Department of Psychology, University of Waterloo, Waterloo, Ontario, Canada.
Psychol Sci. 2012 Oct 1;23(10):1059-66. doi: 10.1177/0956797612446025. Epub 2012 Aug 28.
People from different cultures vary in the ways they approach social conflicts, with Japanese being more motivated to maintain interpersonal harmony and avoid conflicts than Americans are. Such cultural differences have developmental consequences for reasoning about social conflict. In the study reported here, we interviewed random samples of Americans from the Midwest United States and Japanese from the larger Tokyo area about their reactions to stories of intergroup and interpersonal conflicts. Responses showed that wisdom (e.g., recognition of multiple perspectives, the limits of personal knowledge, and the importance of compromise) increased with increasing age among Americans, but older age was not associated with wiser responses among Japanese. Younger and middle-aged Japanese showed greater use of wise-reasoning strategies than younger and middle-aged Americans did. This cultural difference was weaker for older participants' reactions to interpersonal conflicts and was actually reversed for intergroup conflicts. This research has important implications for the study of aging, cultural psychology, and wisdom.
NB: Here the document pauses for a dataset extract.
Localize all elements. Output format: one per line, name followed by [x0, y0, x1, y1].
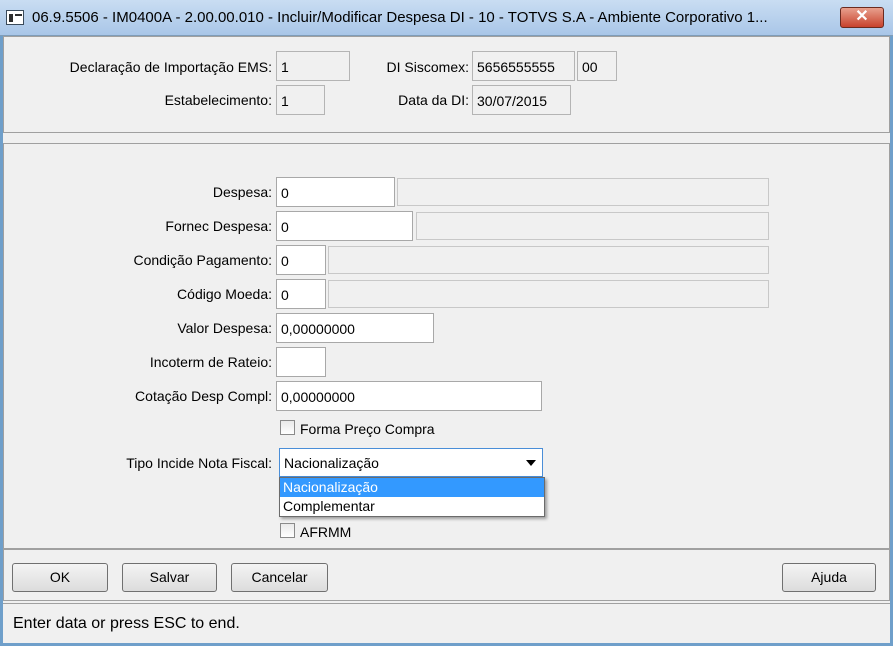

不同文化的人在处理社会冲突的方式上存在差异,与美国人相比,日本人更有动力维持人际关系和谐,避免冲突。这种文化差异对社会冲突推理有发展上的影响。在本研究中,我们采访了来自美国中西部的随机美国人和来自更大的东京地区的日本人,了解他们对群体间和人际冲突故事的反应。研究结果表明,美国人的智慧(例如,认识到多种观点、个人知识的局限性以及妥协的重要性)随着年龄的增长而增加,而在日本人中,年龄较大并不与更明智的反应相关。与年轻和中年美国人相比,年轻和中年日本人更倾向于使用明智的推理策略。这种文化差异在参与者对人际冲突的反应中较弱,而在群体间冲突的反应中则相反。这项研究对衰老研究、文化心理学和智慧具有重要意义。